すでに心ある教師たちが実践してきたこと,
まさに教師の知識と経験と勇気こそが核になっている取り組みなのである。
本書を読んで,それをぜひ感じてもらいたい。
そして,特別支援教育にはもう一つ重要なことがある。
それは,いつもお互いが周囲の人々に感謝の気持ちを持ちつづけることである。
例えば,担任が子どもへの対応を少し工夫してくれた時には,
「担任だから当たり前」ではなく,「ありがとうございます」と言いたい。
落ち着きがないと言われる我が子の学習支援のために
毎日学校に足を運んでくれるお母さんには「親だから当たり前」ではなく,
「いつもありがとうございます」と言いたい。
子どもが頑張ってくれている時には,「中学生なんだから当たり前」ではなく,「君が一生懸命でうれしいよ。
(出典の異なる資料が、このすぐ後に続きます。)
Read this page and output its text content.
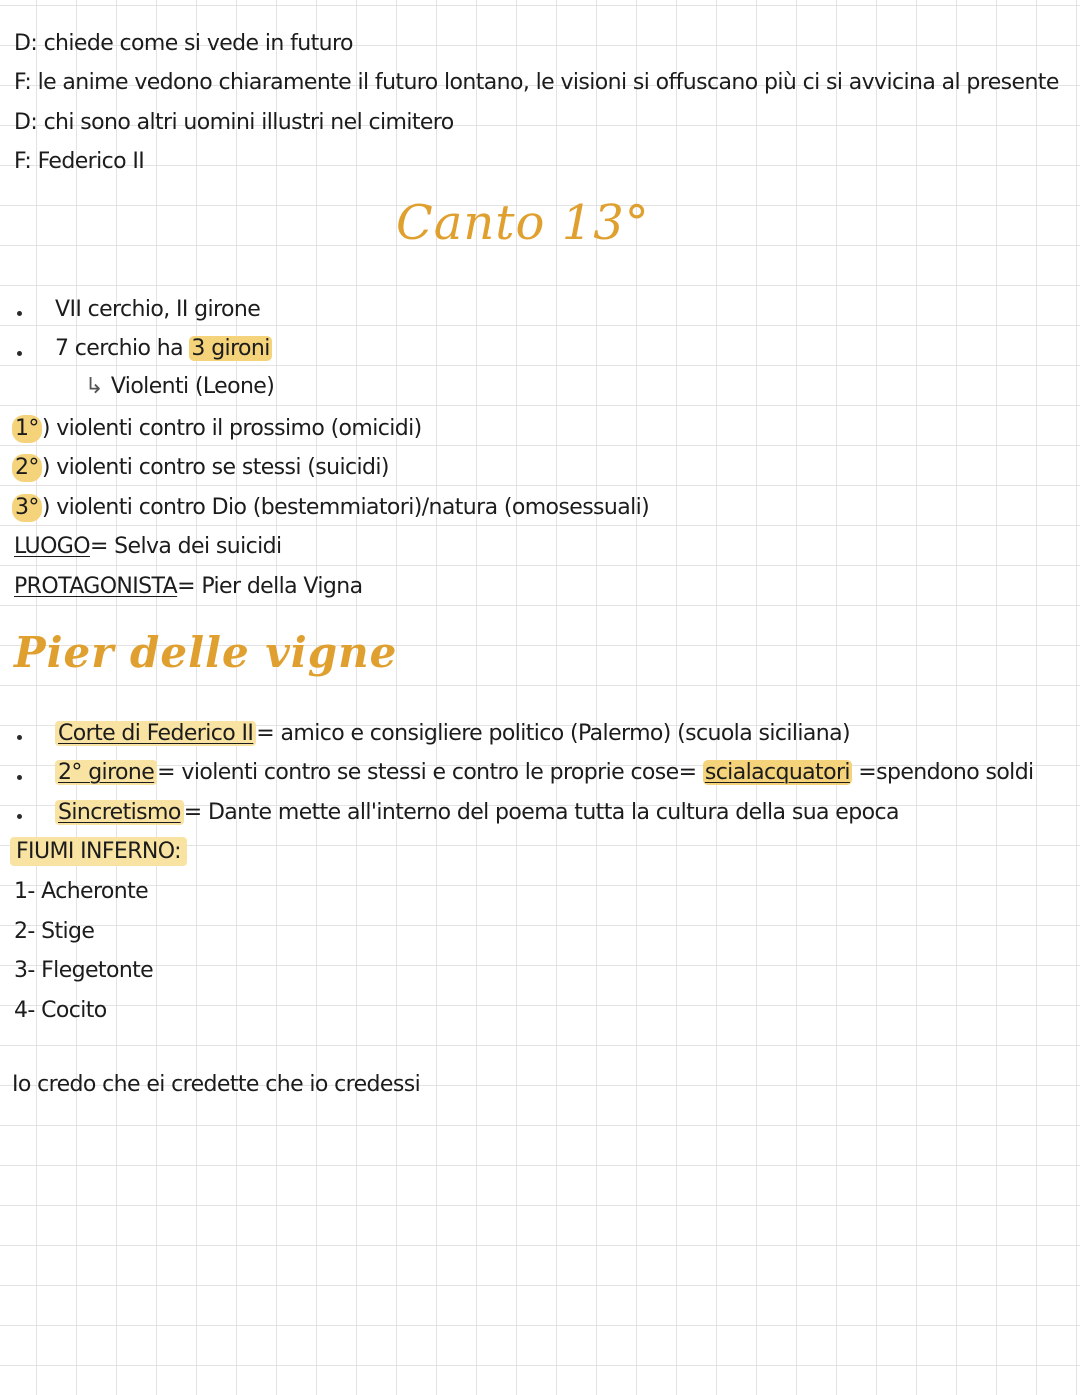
D: chiede come si vede in futuro
F: le anime vedono chiaramente il futuro lontano, le visioni si offuscano più ci si avvicina al presente
D: chi sono altri uomini illustri nel cimitero
F: Federico II
Canto 13°
VII cerchio, II girone
7 cerchio ha 3 gironi
↳ Violenti (Leone)
1° ) violenti contro il prossimo (omicidi)
2° ) violenti contro se stessi (suicidi)
3° ) violenti contro Dio (bestemmiatori)/natura (omosessuali)
LUOGO= Selva dei suicidi
PROTAGONISTA= Pier della Vigna
Pier delle vigne
Corte di Federico II = amico e consigliere politico (Palermo) (scuola siciliana)
2° girone = violenti contro se stessi e contro le proprie cose= scialacquatori =spendono soldi
Sincretismo = Dante mette all'interno del poema tutta la cultura della sua epoca
FIUMI INFERNO:
1- Acheronte
2- Stige
3- Flegetonte
4- Cocito
Io credo che ei credette che io credessi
ありがとう」と。
「相手への感謝」こそが,人と人が支え合う,
支援の基本であることを忘れてはならない。
所沢市において,「特別支援教育」ははじまったばかりである。
それぞれの立場で細々と努力していた小さな取り組みが,今つながりはじめ,
花開こうとしている。
完璧な「特別支援教育」等は最初から存在しない。
保護者,教師,専門家,そして子どもたちとで「特別支援教育」という花を
咲かせていきたいと思っている。
この本はお忙しい先生方や保護者の方のために,
いつもは専門書に向かう時に必要な肩の力をちょっと抜いて,
どの章,どの項目から読んでいただいてもいいように構成したつもりである。
そして,明日から少しずつ実践できるようなポイントをまとめてみた。
もし,この本が少しでも皆さんのお役に立つなら幸いである。
今を精一杯生きている子どもたちに,お父さん・お母さんに,現場の先生方に,
そして,この本を手にとってくださったあなたに,
心から……「ありがとうございます」。